Japanese Mascots – A Chicken Thigh Samurai in Marugame
Before we arrived in Japan, I had no idea that local mascots were a thing here. But it didn’t take us long to figure it out – mascots are everywhere: on charms in gift shops, on socks, on the sides of buses. They are usually used to promote tourism to a specific town or prefecture and often feature some aspect that the area is known for – eg, the udon-noodle head of Kagawa Prefecture or the tea prince of Uji.
And they can get super popular – Kumamon and Funnasyi, two of the most popular mascots, bring in billions each year in merchandising and tourism dollars. The most famous ones also get mobbed at appearances – with huge crowds gathering for photos.
Our very first encounter with mascots was in Hiroshima, where Dmitry made friends with the mascot of a diaper-changing station.

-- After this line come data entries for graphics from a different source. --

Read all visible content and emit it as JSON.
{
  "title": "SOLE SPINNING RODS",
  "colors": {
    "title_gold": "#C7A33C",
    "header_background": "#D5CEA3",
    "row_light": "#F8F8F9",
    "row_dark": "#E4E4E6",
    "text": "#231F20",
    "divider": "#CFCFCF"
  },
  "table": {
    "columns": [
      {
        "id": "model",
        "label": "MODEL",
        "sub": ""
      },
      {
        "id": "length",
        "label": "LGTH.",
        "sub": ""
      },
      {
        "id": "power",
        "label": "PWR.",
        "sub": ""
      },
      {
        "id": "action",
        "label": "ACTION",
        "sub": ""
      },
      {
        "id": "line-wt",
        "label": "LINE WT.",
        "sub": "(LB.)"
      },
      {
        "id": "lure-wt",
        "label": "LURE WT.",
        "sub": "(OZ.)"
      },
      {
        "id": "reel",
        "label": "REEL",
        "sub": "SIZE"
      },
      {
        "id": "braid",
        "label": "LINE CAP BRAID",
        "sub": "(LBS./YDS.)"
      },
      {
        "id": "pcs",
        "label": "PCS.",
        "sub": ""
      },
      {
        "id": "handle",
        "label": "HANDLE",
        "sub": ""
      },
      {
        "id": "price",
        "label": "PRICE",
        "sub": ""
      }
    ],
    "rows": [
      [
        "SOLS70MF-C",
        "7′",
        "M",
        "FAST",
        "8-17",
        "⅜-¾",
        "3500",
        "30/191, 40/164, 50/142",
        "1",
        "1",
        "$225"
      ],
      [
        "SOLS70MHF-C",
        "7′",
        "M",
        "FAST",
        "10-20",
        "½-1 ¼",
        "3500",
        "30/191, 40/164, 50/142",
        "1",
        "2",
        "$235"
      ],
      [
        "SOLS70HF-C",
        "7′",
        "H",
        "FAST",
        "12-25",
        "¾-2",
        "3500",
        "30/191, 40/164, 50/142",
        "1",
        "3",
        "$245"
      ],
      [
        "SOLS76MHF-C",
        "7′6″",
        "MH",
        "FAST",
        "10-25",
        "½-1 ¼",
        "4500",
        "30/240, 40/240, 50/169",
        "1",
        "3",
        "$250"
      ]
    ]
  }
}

But Dmitry wasn’t truly inspired by the mascots until we got to the town of Marugame, where we met Honetsuki Ju-ju. Honetsuki Ju-ju is a lesser known mascot (though he has been written up a few times), and he is a Chicken Thigh Samurai, meant to promote the town’s famous chicken dish and its paper fan production.

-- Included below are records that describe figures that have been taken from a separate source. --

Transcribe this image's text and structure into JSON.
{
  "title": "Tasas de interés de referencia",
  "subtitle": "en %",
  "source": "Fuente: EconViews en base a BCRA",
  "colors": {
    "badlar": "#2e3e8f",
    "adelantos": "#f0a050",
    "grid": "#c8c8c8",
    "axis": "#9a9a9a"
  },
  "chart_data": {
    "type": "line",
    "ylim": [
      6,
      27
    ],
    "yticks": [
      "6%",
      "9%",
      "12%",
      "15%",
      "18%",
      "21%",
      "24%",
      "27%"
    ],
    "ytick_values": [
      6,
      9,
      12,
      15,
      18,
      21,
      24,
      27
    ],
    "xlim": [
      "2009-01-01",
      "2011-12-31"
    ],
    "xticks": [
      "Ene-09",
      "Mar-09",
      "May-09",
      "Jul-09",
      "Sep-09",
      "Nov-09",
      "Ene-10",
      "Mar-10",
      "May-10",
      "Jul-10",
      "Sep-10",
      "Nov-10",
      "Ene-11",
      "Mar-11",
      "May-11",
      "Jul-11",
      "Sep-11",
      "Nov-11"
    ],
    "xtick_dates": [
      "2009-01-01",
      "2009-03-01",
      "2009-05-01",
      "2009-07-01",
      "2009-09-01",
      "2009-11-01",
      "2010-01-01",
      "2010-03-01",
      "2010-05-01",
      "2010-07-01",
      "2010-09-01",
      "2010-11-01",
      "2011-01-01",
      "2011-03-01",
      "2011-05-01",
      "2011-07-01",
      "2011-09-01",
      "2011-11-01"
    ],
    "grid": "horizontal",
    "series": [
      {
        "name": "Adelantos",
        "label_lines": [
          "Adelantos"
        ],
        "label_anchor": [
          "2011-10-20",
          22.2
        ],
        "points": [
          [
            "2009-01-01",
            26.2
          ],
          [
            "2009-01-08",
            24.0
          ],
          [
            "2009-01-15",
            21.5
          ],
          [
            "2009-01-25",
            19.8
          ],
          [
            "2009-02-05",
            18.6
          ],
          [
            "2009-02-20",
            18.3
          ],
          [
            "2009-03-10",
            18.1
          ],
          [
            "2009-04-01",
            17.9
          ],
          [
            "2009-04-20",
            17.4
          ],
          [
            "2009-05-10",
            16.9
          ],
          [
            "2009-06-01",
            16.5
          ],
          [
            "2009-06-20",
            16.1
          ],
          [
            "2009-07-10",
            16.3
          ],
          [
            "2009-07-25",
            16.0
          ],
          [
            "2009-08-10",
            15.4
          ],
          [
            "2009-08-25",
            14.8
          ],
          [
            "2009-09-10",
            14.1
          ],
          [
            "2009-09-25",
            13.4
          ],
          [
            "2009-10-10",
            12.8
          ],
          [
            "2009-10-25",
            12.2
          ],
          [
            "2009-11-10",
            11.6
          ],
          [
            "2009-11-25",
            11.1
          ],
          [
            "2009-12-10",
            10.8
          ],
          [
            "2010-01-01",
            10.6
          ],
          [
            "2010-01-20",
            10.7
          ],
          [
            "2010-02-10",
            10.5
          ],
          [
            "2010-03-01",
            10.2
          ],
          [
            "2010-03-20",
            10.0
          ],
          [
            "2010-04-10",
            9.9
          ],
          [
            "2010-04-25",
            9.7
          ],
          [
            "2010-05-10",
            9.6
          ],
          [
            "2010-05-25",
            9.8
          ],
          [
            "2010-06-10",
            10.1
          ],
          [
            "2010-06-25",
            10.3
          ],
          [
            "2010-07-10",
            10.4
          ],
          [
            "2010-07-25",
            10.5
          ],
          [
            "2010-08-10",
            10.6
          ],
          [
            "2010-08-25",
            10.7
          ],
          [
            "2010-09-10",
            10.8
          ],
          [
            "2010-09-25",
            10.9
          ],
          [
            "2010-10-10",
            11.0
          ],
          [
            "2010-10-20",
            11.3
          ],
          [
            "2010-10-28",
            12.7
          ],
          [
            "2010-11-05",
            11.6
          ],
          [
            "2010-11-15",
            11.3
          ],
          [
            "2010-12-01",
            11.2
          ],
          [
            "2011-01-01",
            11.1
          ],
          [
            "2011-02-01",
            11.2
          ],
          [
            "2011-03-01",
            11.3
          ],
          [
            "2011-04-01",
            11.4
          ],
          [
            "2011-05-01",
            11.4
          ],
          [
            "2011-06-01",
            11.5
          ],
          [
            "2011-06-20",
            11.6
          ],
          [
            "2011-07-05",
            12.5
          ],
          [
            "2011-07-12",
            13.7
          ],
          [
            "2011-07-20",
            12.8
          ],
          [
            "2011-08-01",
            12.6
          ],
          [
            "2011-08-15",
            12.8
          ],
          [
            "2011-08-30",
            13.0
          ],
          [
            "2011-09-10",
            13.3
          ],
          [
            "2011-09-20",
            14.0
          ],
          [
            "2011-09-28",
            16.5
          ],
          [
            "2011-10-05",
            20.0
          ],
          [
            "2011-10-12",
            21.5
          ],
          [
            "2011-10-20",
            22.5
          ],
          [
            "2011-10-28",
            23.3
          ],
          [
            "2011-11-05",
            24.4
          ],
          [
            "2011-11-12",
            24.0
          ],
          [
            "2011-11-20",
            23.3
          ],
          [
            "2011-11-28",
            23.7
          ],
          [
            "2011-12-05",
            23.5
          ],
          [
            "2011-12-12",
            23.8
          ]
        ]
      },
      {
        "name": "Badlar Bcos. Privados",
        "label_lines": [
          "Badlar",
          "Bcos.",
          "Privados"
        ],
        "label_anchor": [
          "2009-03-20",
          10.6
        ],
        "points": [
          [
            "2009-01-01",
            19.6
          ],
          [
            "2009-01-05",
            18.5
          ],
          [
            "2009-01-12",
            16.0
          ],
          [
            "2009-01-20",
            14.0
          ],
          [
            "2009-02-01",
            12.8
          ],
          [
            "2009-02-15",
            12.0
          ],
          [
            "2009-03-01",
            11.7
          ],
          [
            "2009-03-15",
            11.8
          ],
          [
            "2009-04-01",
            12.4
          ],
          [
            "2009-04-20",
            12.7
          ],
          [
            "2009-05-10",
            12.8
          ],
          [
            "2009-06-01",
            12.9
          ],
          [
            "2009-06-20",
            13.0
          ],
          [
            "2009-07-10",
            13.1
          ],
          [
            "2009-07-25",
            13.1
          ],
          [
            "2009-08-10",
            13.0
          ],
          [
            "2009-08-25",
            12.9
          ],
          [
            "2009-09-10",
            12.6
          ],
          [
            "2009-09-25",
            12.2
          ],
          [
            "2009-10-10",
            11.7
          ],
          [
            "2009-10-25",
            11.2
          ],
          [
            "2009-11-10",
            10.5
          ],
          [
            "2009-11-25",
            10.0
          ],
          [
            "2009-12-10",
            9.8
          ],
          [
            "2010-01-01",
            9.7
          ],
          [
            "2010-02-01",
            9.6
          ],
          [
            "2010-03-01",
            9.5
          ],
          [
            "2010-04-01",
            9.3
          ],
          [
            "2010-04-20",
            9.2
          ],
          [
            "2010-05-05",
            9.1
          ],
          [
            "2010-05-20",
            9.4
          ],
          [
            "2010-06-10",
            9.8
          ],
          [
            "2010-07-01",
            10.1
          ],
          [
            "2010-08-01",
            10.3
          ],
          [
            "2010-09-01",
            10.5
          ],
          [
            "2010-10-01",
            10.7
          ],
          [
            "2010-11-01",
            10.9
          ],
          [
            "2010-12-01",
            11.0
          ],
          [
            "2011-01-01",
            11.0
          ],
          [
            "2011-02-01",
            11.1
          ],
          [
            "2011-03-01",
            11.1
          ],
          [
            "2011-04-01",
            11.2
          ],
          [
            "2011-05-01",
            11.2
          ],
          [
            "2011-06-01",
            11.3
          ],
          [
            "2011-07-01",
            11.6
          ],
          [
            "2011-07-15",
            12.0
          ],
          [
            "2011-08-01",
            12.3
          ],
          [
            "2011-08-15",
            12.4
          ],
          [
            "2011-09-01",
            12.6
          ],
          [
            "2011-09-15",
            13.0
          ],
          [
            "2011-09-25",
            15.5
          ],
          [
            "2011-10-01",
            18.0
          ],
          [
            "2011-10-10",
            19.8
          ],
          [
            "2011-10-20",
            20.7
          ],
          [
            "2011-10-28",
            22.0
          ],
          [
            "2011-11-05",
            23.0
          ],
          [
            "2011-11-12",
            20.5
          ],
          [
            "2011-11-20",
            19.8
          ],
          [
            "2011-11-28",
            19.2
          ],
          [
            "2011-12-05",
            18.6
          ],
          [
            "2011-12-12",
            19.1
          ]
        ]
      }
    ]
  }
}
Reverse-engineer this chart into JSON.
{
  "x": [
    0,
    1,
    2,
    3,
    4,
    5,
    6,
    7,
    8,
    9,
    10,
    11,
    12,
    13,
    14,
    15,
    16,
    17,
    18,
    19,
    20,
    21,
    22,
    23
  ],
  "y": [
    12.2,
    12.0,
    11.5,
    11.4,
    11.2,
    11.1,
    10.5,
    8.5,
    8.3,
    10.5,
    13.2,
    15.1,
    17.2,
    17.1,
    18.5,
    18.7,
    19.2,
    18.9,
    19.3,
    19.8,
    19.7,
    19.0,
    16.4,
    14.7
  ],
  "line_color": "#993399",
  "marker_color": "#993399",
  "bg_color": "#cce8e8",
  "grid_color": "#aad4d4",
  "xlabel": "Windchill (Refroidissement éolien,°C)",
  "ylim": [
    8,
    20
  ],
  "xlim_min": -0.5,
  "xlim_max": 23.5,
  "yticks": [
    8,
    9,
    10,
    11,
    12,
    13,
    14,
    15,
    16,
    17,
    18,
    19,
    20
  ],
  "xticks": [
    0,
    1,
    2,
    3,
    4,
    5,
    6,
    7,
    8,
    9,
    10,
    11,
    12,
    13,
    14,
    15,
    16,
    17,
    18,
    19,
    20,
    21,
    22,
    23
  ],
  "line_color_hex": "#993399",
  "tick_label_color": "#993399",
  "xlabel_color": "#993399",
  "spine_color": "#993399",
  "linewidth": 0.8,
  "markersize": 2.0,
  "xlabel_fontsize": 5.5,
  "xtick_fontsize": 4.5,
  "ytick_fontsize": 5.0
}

Dmitry was smitten by his chunky knitted brows and what he initially believed to be copious drops of flop sweat. According to our friend (who kindly translated Honetsuki’s backstory from Japanese):
His name is Honetsuki Ju-ju, which is something like Chicken Leg Sizzle Sizzle. His job is to teach people how to cook the meat, how to eat it, and to convey his strong passion for this meat. There are dreams stuffed into the right sleeve of his shirt (his left is empty). When he drinks beer, all the foam gets stuck on his mustache. His birthday is October 10th. He is silent and shy and is always trying very hard, so he sweats cooked meat juice. In the cartoon, he is so burning with passion for chicken leg meat (with bone), so much so that his pet turtle tells him he got singed.

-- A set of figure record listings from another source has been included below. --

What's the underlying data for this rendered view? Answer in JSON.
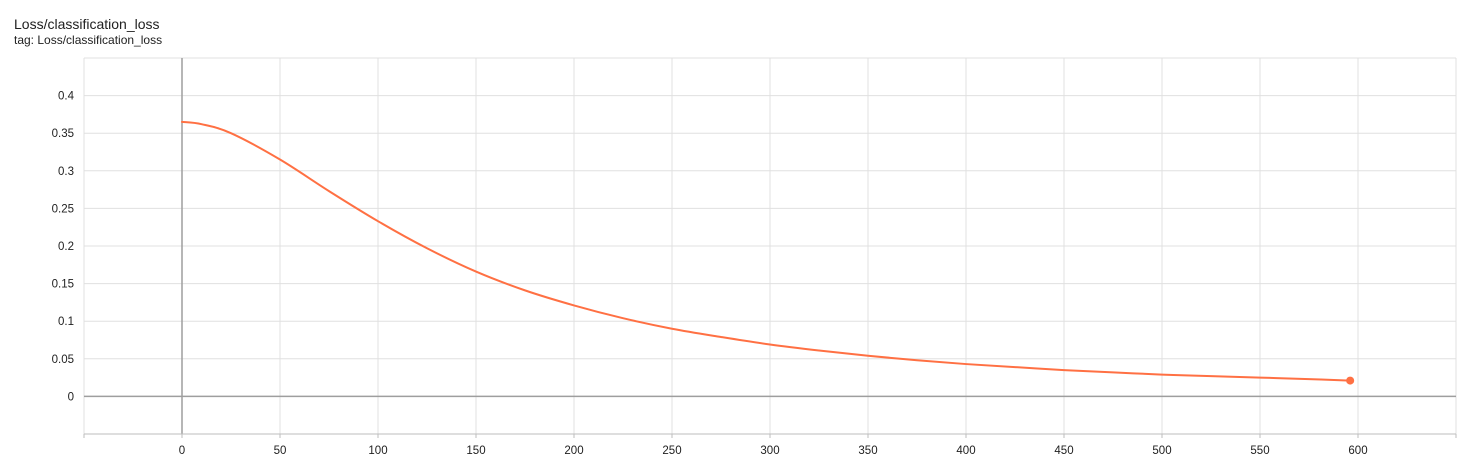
{
  "header": {
    "title": "Loss/classification_loss",
    "tag": "tag: Loss/classification_loss"
  },
  "colors": {
    "series": "#ff7043",
    "grid": "#e0e0e0",
    "zero_axis": "#9e9e9e"
  },
  "chart_data": {
    "type": "line",
    "title": "Loss/classification_loss",
    "xlabel": "",
    "ylabel": "",
    "xlim": [
      -50,
      650
    ],
    "ylim": [
      -0.05,
      0.45
    ],
    "x_ticks": [
      0,
      50,
      100,
      150,
      200,
      250,
      300,
      350,
      400,
      450,
      500,
      550,
      600
    ],
    "x_tick_labels": [
      "0",
      "50",
      "100",
      "150",
      "200",
      "250",
      "300",
      "350",
      "400",
      "450",
      "500",
      "550",
      "600"
    ],
    "y_ticks": [
      0,
      0.05,
      0.1,
      0.15,
      0.2,
      0.25,
      0.3,
      0.35,
      0.4
    ],
    "y_tick_labels": [
      "0",
      "0.05",
      "0.1",
      "0.15",
      "0.2",
      "0.25",
      "0.3",
      "0.35",
      "0.4"
    ],
    "grid": true,
    "legend": "none",
    "series": [
      {
        "x": [
          0,
          10,
          25,
          50,
          75,
          100,
          125,
          150,
          175,
          200,
          225,
          250,
          275,
          300,
          325,
          350,
          375,
          400,
          425,
          450,
          475,
          500,
          525,
          550,
          575,
          596
        ],
        "values": [
          0.365,
          0.362,
          0.35,
          0.315,
          0.273,
          0.233,
          0.197,
          0.166,
          0.141,
          0.121,
          0.104,
          0.09,
          0.079,
          0.069,
          0.061,
          0.054,
          0.048,
          0.043,
          0.039,
          0.035,
          0.032,
          0.029,
          0.027,
          0.025,
          0.023,
          0.021
        ],
        "end_marker": true
      }
    ]
  }
}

The thing is, mascots really do work – there was no way that we were leaving Marugame without Dmitry trying some of that chicken (although we did not buy any paper fans). The next day we headed to Ikkaku, a local restaurant serving the chicken thigh specialty, for lunch.
Dmitry bought a key chain with Honetsuki on it and proudly displays it on his backpack. Not everyone is such a fan though. One of our Japanese tour guides was particularly not impressed. “But he is not cute! He is a middle-aged man!” She came around at least a little when Dmitry told her that he had a sleeve full of dreams though.
And lest you think that an anthropomorphic chicken thigh dripping grease is a creepy mascot, allow me to introduce you to Marimokkori – one of the mascots of Hokkaido in the north of Japan.
The name is a pun, combining the word marimo (these cute little algae balls that grow in Hokkaido’s lakes) with the word mokkori (a euphemism for, ahem, something rising under cloth).
You might think that Marimokkori is the creepiest mascot we’ve seen, but that honor actually goes to the mascot for Nara – a “baby” with antlers. As one of our tour guides said, “Even Japanese people think this is creepy.” Good to know.
In a strange coincidence of timing, we happened to learn about them at the same time that John Oliver did a feature about them on Last Week Tonight:
We haven’t acquired very many physical items on this trip, but we couldn’t resist bringing these little guys along.